Meditações de Fátima
É perturbante a diferença da atitude religiosa que domina o Ocidente cristão dos tempos actuais e aquela que fez a cristandade gloriosa. Dantes os homens pensavam em Deus para se moldarem à vontade d'Ele; agora os que ainda se dirigem a Deus é frequentemente para lhe exigir que Ele faça a vontade deles; e zangam-se quando o Criador não lhes faz o jeito. Querem pouco mais do que um Deus prestador de serviços.
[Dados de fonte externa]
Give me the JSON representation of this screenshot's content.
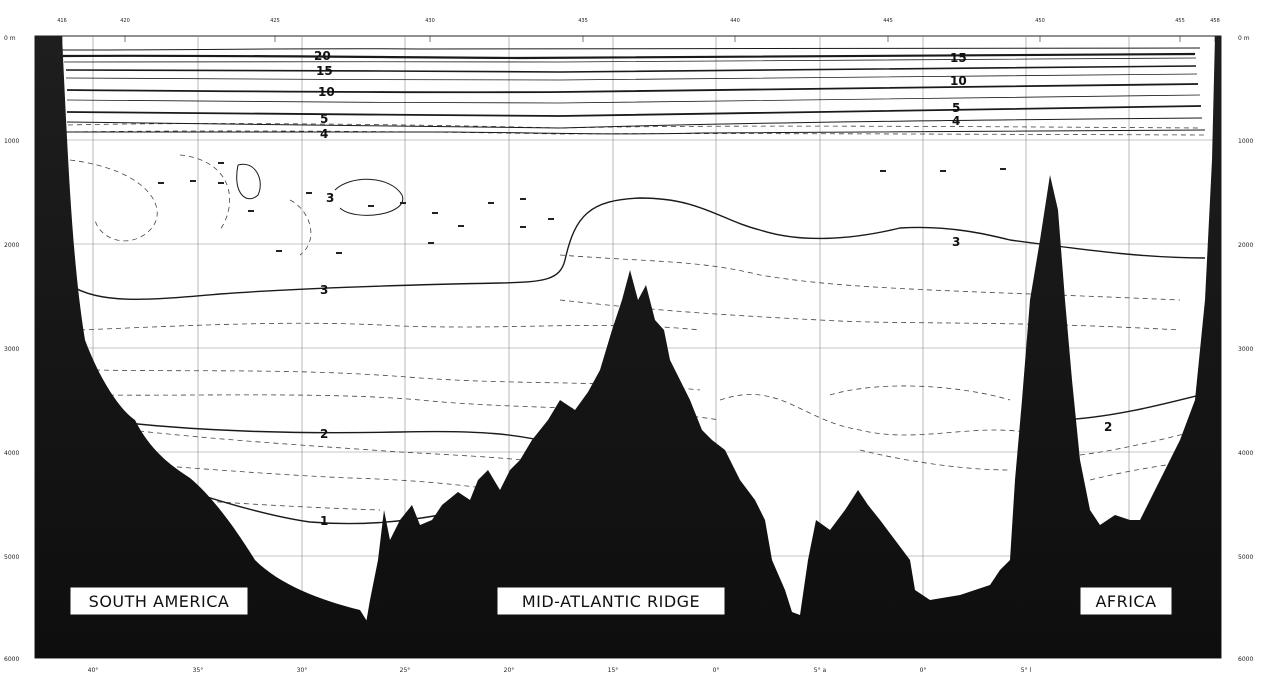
{
  "section": {
    "depth_labels": [
      "0 m",
      "1000",
      "2000",
      "3000",
      "4000",
      "5000",
      "6000"
    ],
    "lon_labels": [
      "40°",
      "35°",
      "30°",
      "25°",
      "20°",
      "15°",
      "0°",
      "5° a",
      "0°",
      "5° l"
    ],
    "station_labels": [
      "416",
      "420",
      "425",
      "430",
      "435",
      "440",
      "445",
      "450",
      "455",
      "458"
    ],
    "region_labels": {
      "south_america": "SOUTH AMERICA",
      "ridge": "MID-ATLANTIC RIDGE",
      "africa": "AFRICA"
    },
    "isotherm_labels": [
      "20",
      "15",
      "10",
      "5",
      "4",
      "3",
      "3",
      "3",
      "2",
      "1",
      "15",
      "10",
      "5",
      "4",
      "2"
    ],
    "colors": {
      "background": "#ffffff",
      "terrain": "#141414",
      "grid": "#888888",
      "isotherm": "#1a1a1a"
    }
  }
}
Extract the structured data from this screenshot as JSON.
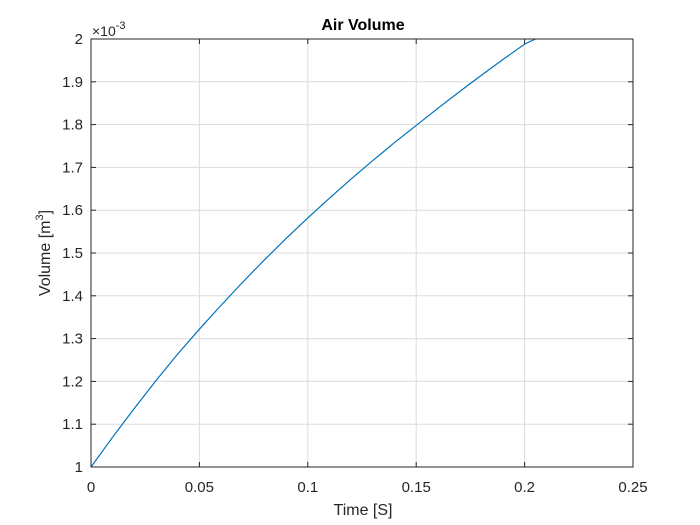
{
  "chart_data": {
    "type": "line",
    "title": "Air Volume",
    "xlabel": "Time [S]",
    "ylabel_main": "Volume [m",
    "ylabel_sup": "3",
    "ylabel_close": "]",
    "y_exponent_prefix": "×10",
    "y_exponent_power": "-3",
    "xlim": [
      0,
      0.25
    ],
    "ylim": [
      1,
      2
    ],
    "x_ticks": [
      "0",
      "0.05",
      "0.1",
      "0.15",
      "0.2",
      "0.25"
    ],
    "y_ticks": [
      "1",
      "1.1",
      "1.2",
      "1.3",
      "1.4",
      "1.5",
      "1.6",
      "1.7",
      "1.8",
      "1.9",
      "2"
    ],
    "grid": true,
    "series": [
      {
        "color": "#0072BD",
        "x": [
          0,
          0.01,
          0.02,
          0.03,
          0.04,
          0.05,
          0.06,
          0.07,
          0.08,
          0.09,
          0.1,
          0.11,
          0.12,
          0.13,
          0.14,
          0.15,
          0.16,
          0.17,
          0.18,
          0.19,
          0.2,
          0.205
        ],
        "y": [
          1.0,
          1.07,
          1.137,
          1.202,
          1.264,
          1.322,
          1.378,
          1.432,
          1.484,
          1.534,
          1.582,
          1.628,
          1.673,
          1.716,
          1.758,
          1.798,
          1.838,
          1.877,
          1.915,
          1.952,
          1.988,
          2.0
        ]
      }
    ]
  }
}
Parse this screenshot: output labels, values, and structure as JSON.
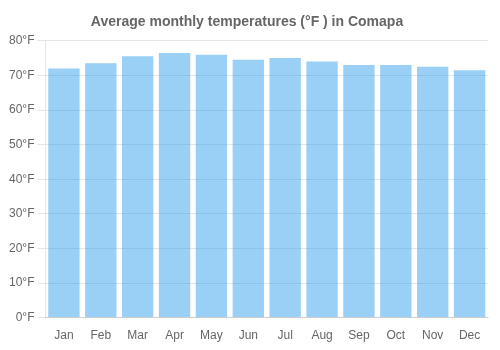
{
  "chart_data": {
    "type": "bar",
    "title": "Average monthly temperatures (°F ) in Comapa",
    "categories": [
      "Jan",
      "Feb",
      "Mar",
      "Apr",
      "May",
      "Jun",
      "Jul",
      "Aug",
      "Sep",
      "Oct",
      "Nov",
      "Dec"
    ],
    "values": [
      72.0,
      73.5,
      75.5,
      76.5,
      76.0,
      74.5,
      75.0,
      74.0,
      73.0,
      73.0,
      72.5,
      71.5
    ],
    "ylim": [
      0,
      80
    ],
    "yticks": [
      {
        "value": 0,
        "label": "0°F"
      },
      {
        "value": 10,
        "label": "10°F"
      },
      {
        "value": 20,
        "label": "20°F"
      },
      {
        "value": 30,
        "label": "30°F"
      },
      {
        "value": 40,
        "label": "40°F"
      },
      {
        "value": 50,
        "label": "50°F"
      },
      {
        "value": 60,
        "label": "60°F"
      },
      {
        "value": 70,
        "label": "70°F"
      },
      {
        "value": 80,
        "label": "80°F"
      }
    ],
    "grid": true
  }
}
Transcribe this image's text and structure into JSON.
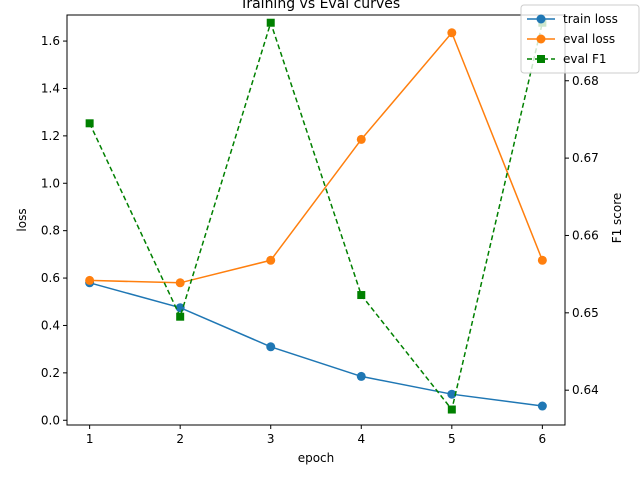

Entre as pessoas que iam saindo da nova igreja distingui duas impressões. Alguns pareciam-me confusos e desabafavam algo sobre aquilo não se parecer nada com uma igreja. A outros ouvi dizer que era muito bonito, muito moderno. Nestes últimos, por sinal jovens, não era difícil notar que a apreciação nada tinha de religioso, muito menos de católico. Tratava-se de um critério crítico que se aplica indistintamente naquela construção como no estádio da Luz, na estação de Metro do Terreiro do Paço, na Ponte Vasco da Gama ou no Centro Cultural de Belém. Grandes obras de arquitectura e de engenharia, na verdade notáveis a vários títulos. Nas outras pessoas, as que desabafavam que ali não encontravam uma igreja, nem viam um crucifixo na gigantesca cruz plantada ali ao lado (e que faz lembrar pelo material utilizado e pelo despojamento estético a grande árvore de ferro erguida por Jorge Vieira em frente ao Centro Comercial Vasco da Gama) subsiste, ainda que inconsciente ou pouco esclarecida, a ideia de que existe uma arquitectura sagrada, e que o espaço do culto segue regras que o tornam reconhecível (um arqueólogo, mesmo positivista, procurará em qualquer local que escave os significados que o identifiquem como um lugar religioso para aqueles que o construíram e usaram).
Neste sentimento difuso permanece um resquício do que foi uma religião. Mas neste ponto, do esvaziamento, lembro-me inevitavelmente de René Guénon, quando evoca a decadência e a queda do que chama de Ocidente. Sinto-lhe os acertos, mesmo quando não o posso acompanhar. Não acredito na oposição que ele estabeleceu entre Oriente e Ocidente, nem creio que as "sociedades tradicionais" resistam a Oriente ao contrário do que aconteceria a Ocidente. A meu ver, o impulso da modernidade implica no mundo a que Guénon se referia como Oriente as mesmas consequências que trouxe a Ocidente. Obviamente que de forma diferida, com atraso, por força do movimento histórico, e com mais ou menos convulsões, mas a maré homogeneizadora não deixa lugar a ilusões desse tipo (mesmo escrevendo há oitenta anos penso que Guénon não deveria ter-se deixado embalar nessas miragens). O Islão desfaz-se, o Hinduísmo desfaz-se, e o Budismo só vive no Ocidente carente de exotismo. E fiquemos por aqui, que a viagem já vai longa.
Espero ter alguns leitores que me leiam. As pessoas que julgam que uma missa é uma assembleia, e que uma grande sala de conferências substitui perfeitamente uma igreja, não podem certamente compreender do que falo. Restam os outros.